Military side facing K-League bullet

Sangmu Phoenix is made up of professional players doing their mandatory two years of military service and several have been caught up in the K-League match-fixing probe.

The team's coach was arrested this week for allegedly accepting money from the parents of a player to keep quiet about their son's role in the corruption scandal.

"We're considering leaving Sangmu off the K-League next season," an official from the military's athletics division told Yonhap news agency on Wednesday.

"But we're not looking into forcing Sangmu to stop accepting professional athletes altogether."

South Korea's government has already threatened to shut down the 16-team league unless it cleans up its act.

The K-League took a cautious approach to Sangmu's future, saying: "We're not yet at a point where we have to come up with [such punitive] measures."

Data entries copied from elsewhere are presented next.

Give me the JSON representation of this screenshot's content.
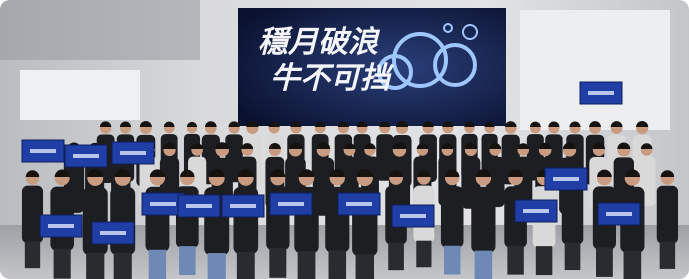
{
  "banner": {
    "line1": "穩月破浪",
    "line2": "牛不可挡"
  }
}
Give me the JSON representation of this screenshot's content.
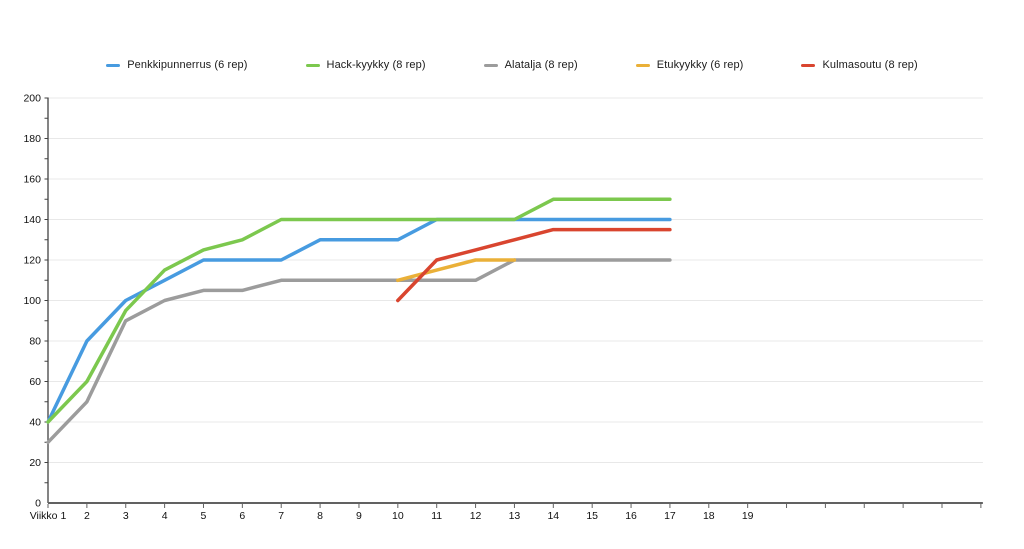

The most damaging crisis to hit the professional K-League since it was launched in 1983 deepened last week when 46 players were arrested in relation to the attempted fixing of 15 matches from June to October last year.

Prosecutors have also charged 11 brokers, including several former players, with match-fixing, while 10 players have been slapped with life bans.

Nine of the players indicted last week were from Sangmu, surpassing the Daejon Citizen's previous ignominious high of eight, and they had to play a defender in goal in their 3-2 defeat by FC Seoul at the weekend as their regular goalkeepers were either arrested or suspended.

South Korean international Choi Sung-kuk has already confessed to being involved in match-fixing under a K-League amnesty in return for lighter punishment while in May a player was found dead in a hotel room, with media reporting a suicide note was found at the scene linking him with a betting ring.